Arrivera ensuite «Agrippine»,
la caricature des adolescents de notre époque. Agrippine
est une ado en pleine crise face à des parents plutôt réacs avec toutes les
questions que l'héroïne peut se poser : la vie, les garçons, le sexe, les
copines. Agrippine est une adolescente pourrie
gâtée faisant partie de la petite bourgeoisie parisienne et qui recherche surtout
à paraître et à séduire. Beaucoup de personnages gravitent autour d’elle : ses
parents, son frère, sa grand-mère, son arrière grand-mère et toute une cohorte
d’ami(e)s.
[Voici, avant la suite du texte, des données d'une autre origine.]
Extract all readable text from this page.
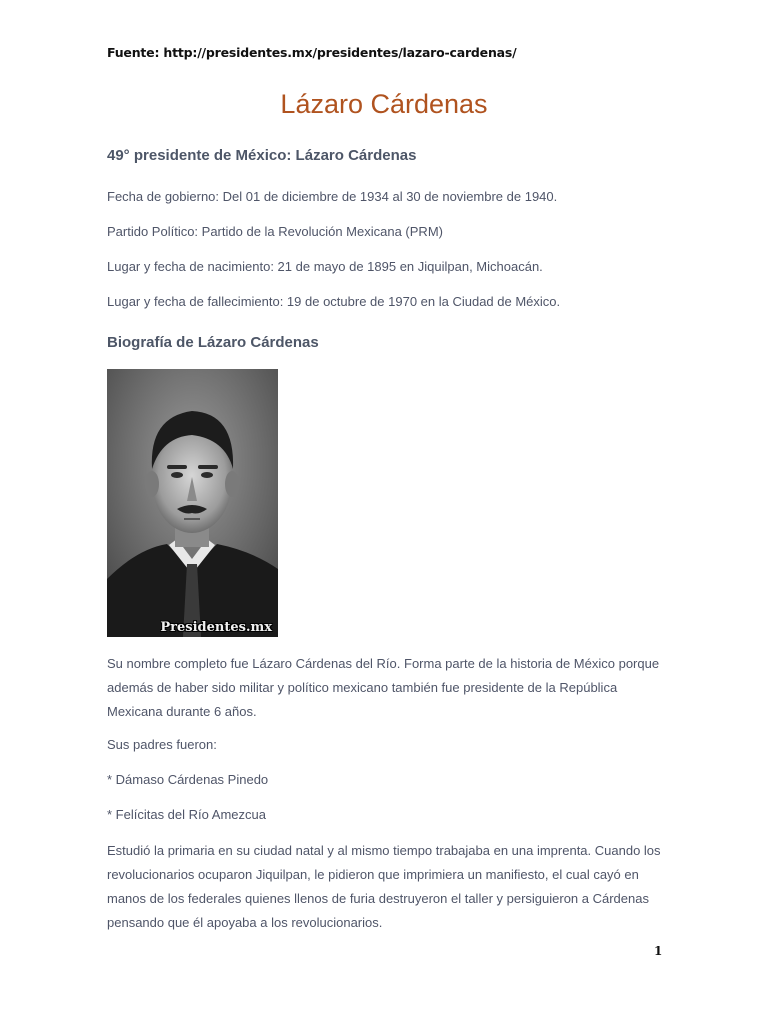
Fuente: http://presidentes.mx/presidentes/lazaro-cardenas/
Lázaro Cárdenas
49° presidente de México: Lázaro Cárdenas
Fecha de gobierno: Del 01 de diciembre de 1934 al 30 de noviembre de 1940.
Partido Político: Partido de la Revolución Mexicana (PRM)
Lugar y fecha de nacimiento: 21 de mayo de 1895 en Jiquilpan, Michoacán.
Lugar y fecha de fallecimiento: 19 de octubre de 1970 en la Ciudad de México.
Biografía de Lázaro Cárdenas
Presidentes.mx
Su nombre completo fue Lázaro Cárdenas del Río. Forma parte de la historia de México porque además de haber sido militar y político mexicano también fue presidente de la República Mexicana durante 6 años.
Sus padres fueron:
* Dámaso Cárdenas Pinedo
* Felícitas del Río Amezcua
Estudió la primaria en su ciudad natal y al mismo tiempo trabajaba en una imprenta. Cuando los revolucionarios ocuparon Jiquilpan, le pidieron que imprimiera un manifiesto, el cual cayó en manos de los federales quienes llenos de furia destruyeron el taller y persiguieron a Cárdenas pensando que él apoyaba a los revolucionarios.
1
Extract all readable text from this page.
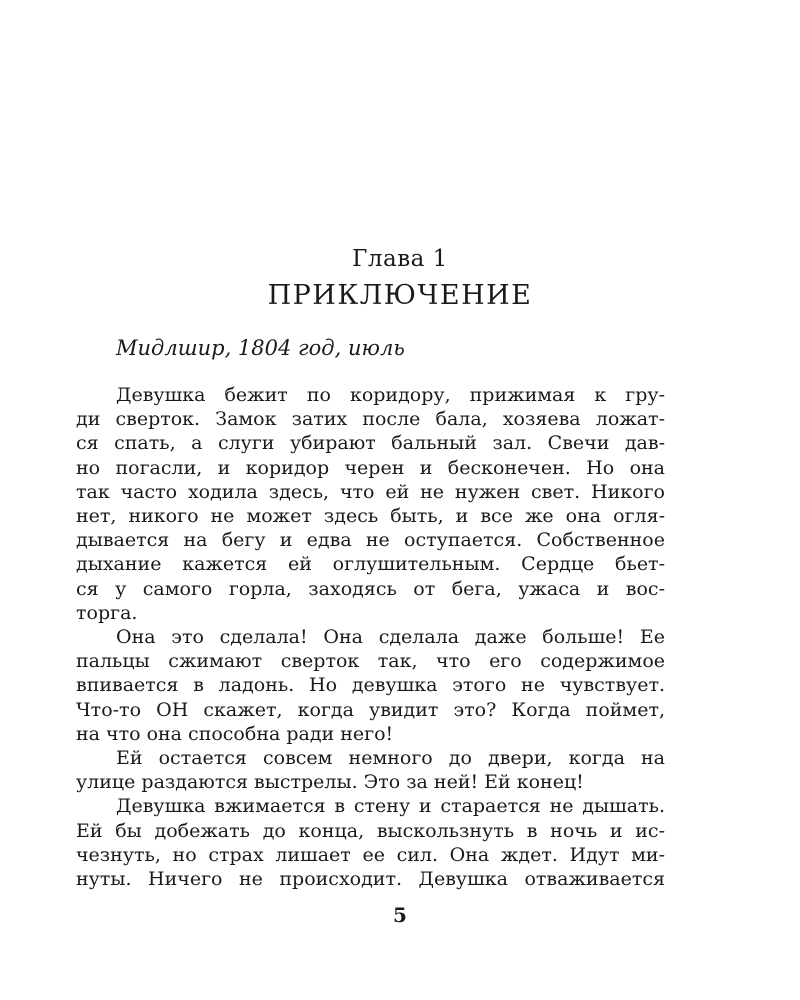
Глава 1
ПРИКЛЮЧЕНИЕ
Мидлшир, 1804 год, июль
Девушка бежит по коридору, прижимая к гру-
ди сверток. Замок затих после бала, хозяева ложат-
ся спать, а слуги убирают бальный зал. Свечи дав-
но погасли, и коридор черен и бесконечен. Но она
так часто ходила здесь, что ей не нужен свет. Никого
нет, никого не может здесь быть, и все же она огля-
дывается на бегу и едва не оступается. Собственное
дыхание кажется ей оглушительным. Сердце бьет-
ся у самого горла, заходясь от бега, ужаса и вос-
торга.
Она это сделала! Она сделала даже больше! Ее
пальцы сжимают сверток так, что его содержимое
впивается в ладонь. Но девушка этого не чувствует.
Что-то ОН скажет, когда увидит это? Когда поймет,
на что она способна ради него!
Ей остается совсем немного до двери, когда на
улице раздаются выстрелы. Это за ней! Ей конец!
Девушка вжимается в стену и старается не дышать.
Ей бы добежать до конца, выскользнуть в ночь и ис-
чезнуть, но страх лишает ее сил. Она ждет. Идут ми-
нуты. Ничего не происходит. Девушка отваживается
5
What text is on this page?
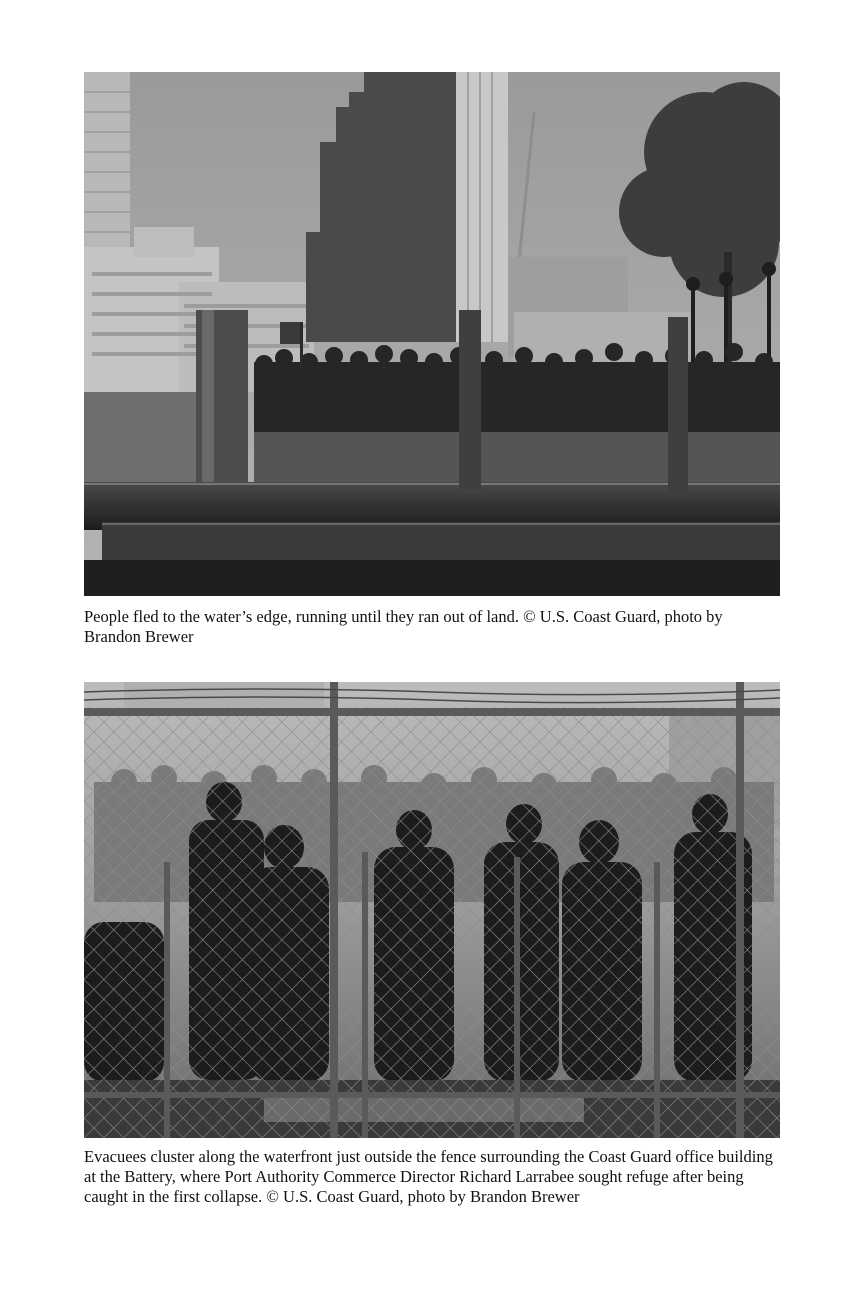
People fled to the water’s edge, running until they ran out of land. © U.S. Coast Guard, photo by Brandon Brewer

Evacuees cluster along the waterfront just outside the fence surrounding the Coast Guard office building at the Battery, where Port Authority Commerce Director Richard Larrabee sought refuge after being caught in the first collapse. © U.S. Coast Guard, photo by Brandon Brewer
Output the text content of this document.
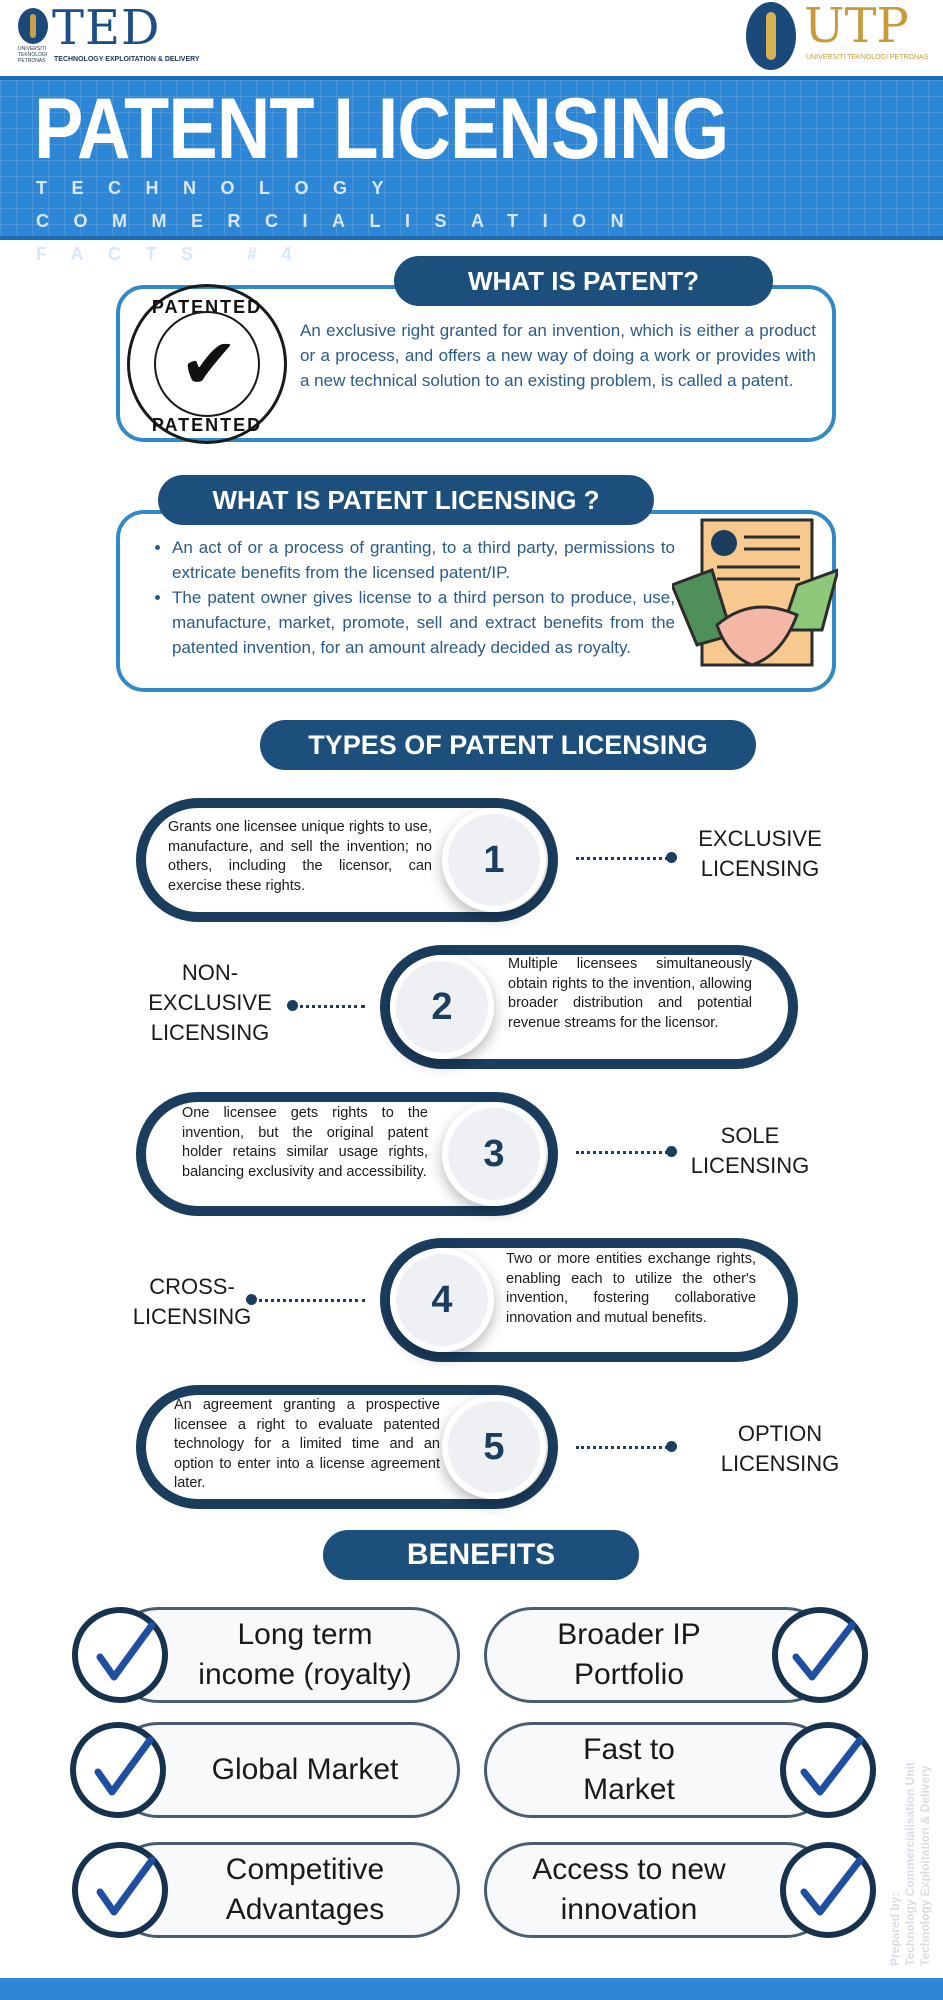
TED
UNIVERSITI TEKNOLOGI PETRONAS	TECHNOLOGY EXPLOITATION & DELIVERY
UTP
UNIVERSITI TEKNOLOGI PETRONAS
PATENT LICENSING
TECHNOLOGY COMMERCIALISATION FACTS #4
WHAT IS PATENT?
PATENTED
✔
PATENTED
An exclusive right granted for an invention, which is either a product or a process, and offers a new way of doing a work or provides with a new technical solution to an existing problem, is called a patent.
WHAT IS PATENT LICENSING ?
• An act of or a process of granting, to a third party, permissions to extricate benefits from the licensed patent/IP.
• The patent owner gives license to a third person to produce, use, manufacture, market, promote, sell and extract benefits from the patented invention, for an amount already decided as royalty.
TYPES OF PATENT LICENSING
Grants one licensee unique rights to use, manufacture, and sell the invention; no others, including the licensor, can exercise these rights.
1	EXCLUSIVE
LICENSING
2
Multiple licensees simultaneously obtain rights to the invention, allowing broader distribution and potential revenue streams for the licensor.
NON-
EXCLUSIVE
LICENSING
One licensee gets rights to the invention, but the original patent holder retains similar usage rights, balancing exclusivity and accessibility.	3	SOLE
LICENSING
4
Two or more entities exchange rights, enabling each to utilize the other's invention, fostering collaborative innovation and mutual benefits.
CROSS-
LICENSING
An agreement granting a prospective licensee a right to evaluate patented technology for a limited time and an option to enter into a license agreement later.
5	OPTION
LICENSING
BENEFITS
Long term
income (royalty)
Broader IP
Portfolio
Global Market
Fast to
Market
Competitive
Advantages
Access to new
innovation	Prepared by: Technology Commercialisation Unit Technology Exploitation & Delivery
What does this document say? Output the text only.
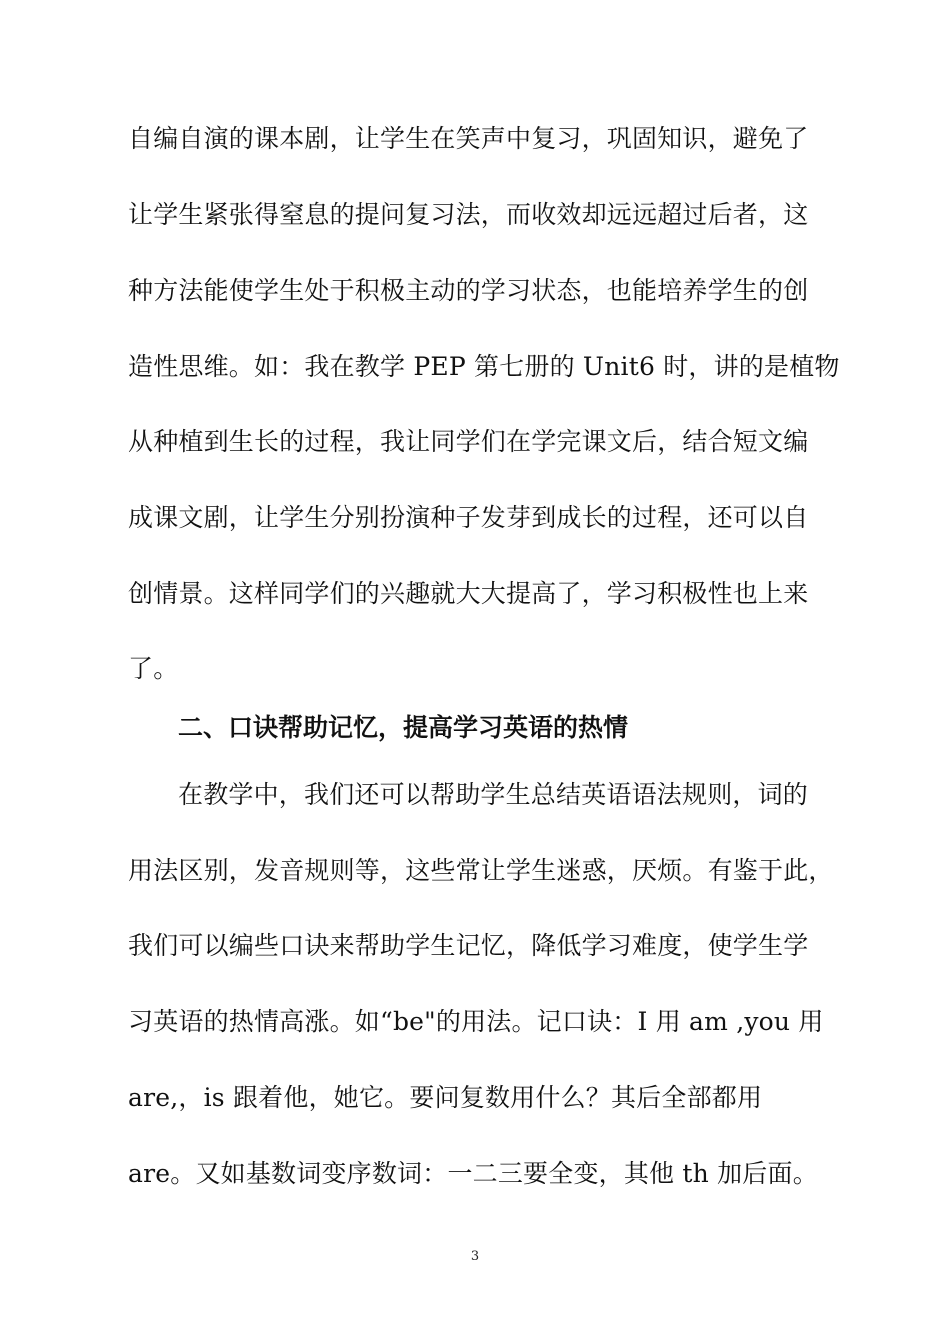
自编自演的课本剧，让学生在笑声中复习，巩固知识，避免了
让学生紧张得窒息的提问复习法，而收效却远远超过后者，这
种方法能使学生处于积极主动的学习状态，也能培养学生的创
造性思维。如：我在教学 PEP 第七册的 Unit6 时，讲的是植物
从种植到生长的过程，我让同学们在学完课文后，结合短文编
成课文剧，让学生分别扮演种子发芽到成长的过程，还可以自
创情景。这样同学们的兴趣就大大提高了，学习积极性也上来
了。
二、口诀帮助记忆，提高学习英语的热情
在教学中，我们还可以帮助学生总结英语语法规则，词的
用法区别，发音规则等，这些常让学生迷惑，厌烦。有鉴于此，
我们可以编些口诀来帮助学生记忆，降低学习难度，使学生学
习英语的热情高涨。如“be"的用法。记口诀：I 用 am ,you 用
are,，is 跟着他，她它。要问复数用什么？其后全部都用
are。又如基数词变序数词：一二三要全变，其他 th 加后面。
3
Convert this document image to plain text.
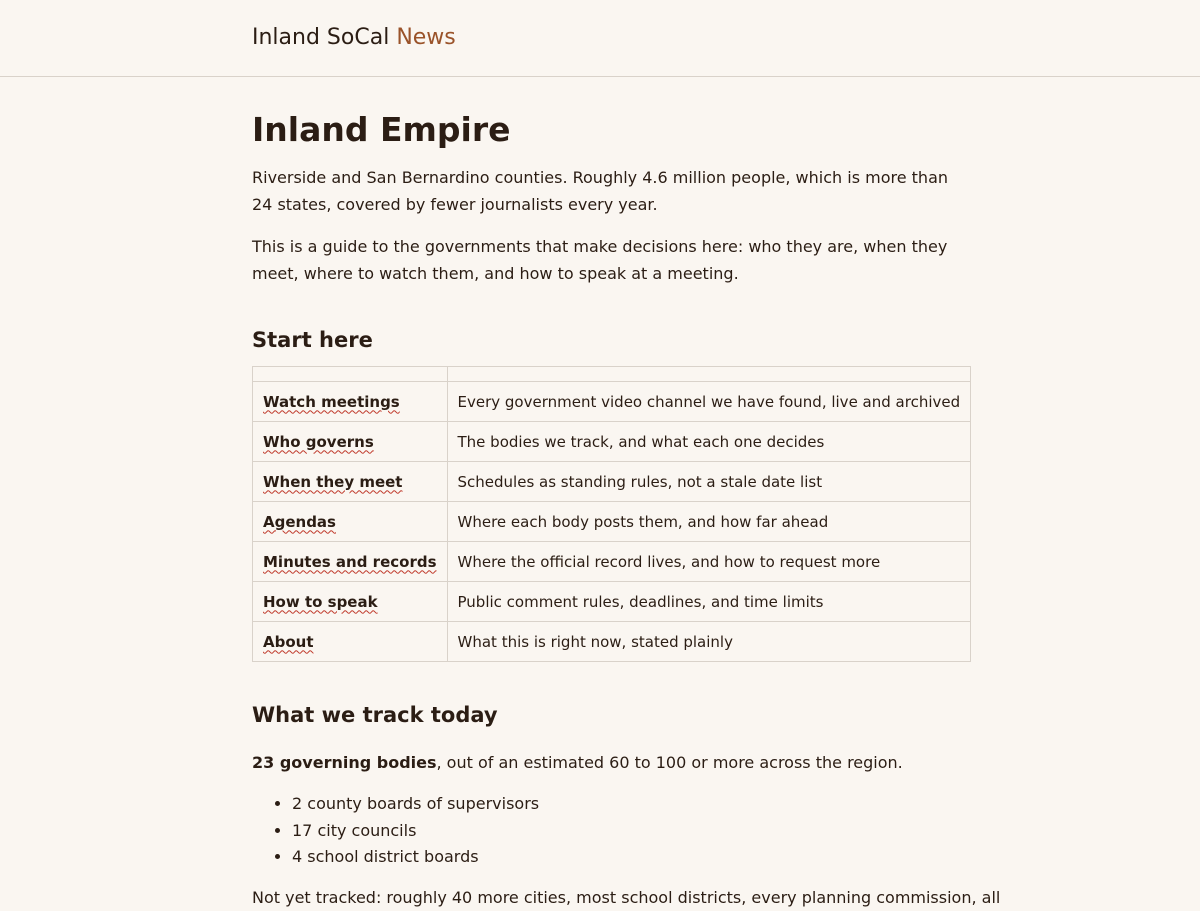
Inland SoCal News
Inland Empire

Riverside and San Bernardino counties. Roughly 4.6 million people, which is more than 24 states, covered by fewer journalists every year.

This is a guide to the governments that make decisions here: who they are, when they meet, where to watch them, and how to speak at a meeting.

Start here

Watch meetings	Every government video channel we have found, live and archived
Who governs	The bodies we track, and what each one decides
When they meet	Schedules as standing rules, not a stale date list
Agendas	Where each body posts them, and how far ahead
Minutes and records	Where the official record lives, and how to request more
How to speak	Public comment rules, deadlines, and time limits
About	What this is right now, stated plainly
What we track today

23 governing bodies, out of an estimated 60 to 100 or more across the region.

• 2 county boards of supervisors
• 17 city councils
• 4 school district boards

Not yet tracked: roughly 40 more cities, most school districts, every planning commission, all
Comme toute ado, elle a son langage, Abattoir : Maison de Retraite,
Laisser Bouygues : Laisser tomber (à
cause du verlan «Laisser béton»),
feunique : drôle (de l’anglais «fun»)…
Une série d’animation en 26
épisodes sortira à la télévision en 2001.
Hormis
le dessin, Claire
Bretécher sait se diversifier avec un certain talent : entre les pochettes de disques comme pour l'album "Joe Can’t Reel» du groupe breton Gwendal et la peinture avec des portraits de ses
proches ou des autoportraits. Elle sortira trois livres regroupant ses toiles.
Ses peintures ont été exposées au Centre Pompidou en novembre 2015 avec nombre de ses planches originales. Claude Toon y est allé... mdr !
Trois
prix à Angoulême, scénario en 1976, grand prix spécial en 1982 et l’Alph-Art humour
en 1999, Claire Bretécher est depuis
longtemps reconnue par ses pairs.
Et pour l’anecdote, l’astéroïde 236463
découvert en 2006 à été baptisé Bretécher
en hommage à la dessinatrice.
Une femme de caractère ! Charmante de surcroît. Une femme qui a marqué et ébranlé le monde de la BD avec pourtant un trait d'un simplissime poussé.
RépondreSupprimerCrénom ! Je n'avais pas fait cas que Cellulite était aussi "vieille" (la BD pas la damoiselle !). BD que je dévorais lorsque je piquais avec avidité les Pilotes des aînés (mais dont je ne devais probablement pas comprendre l'intégrité).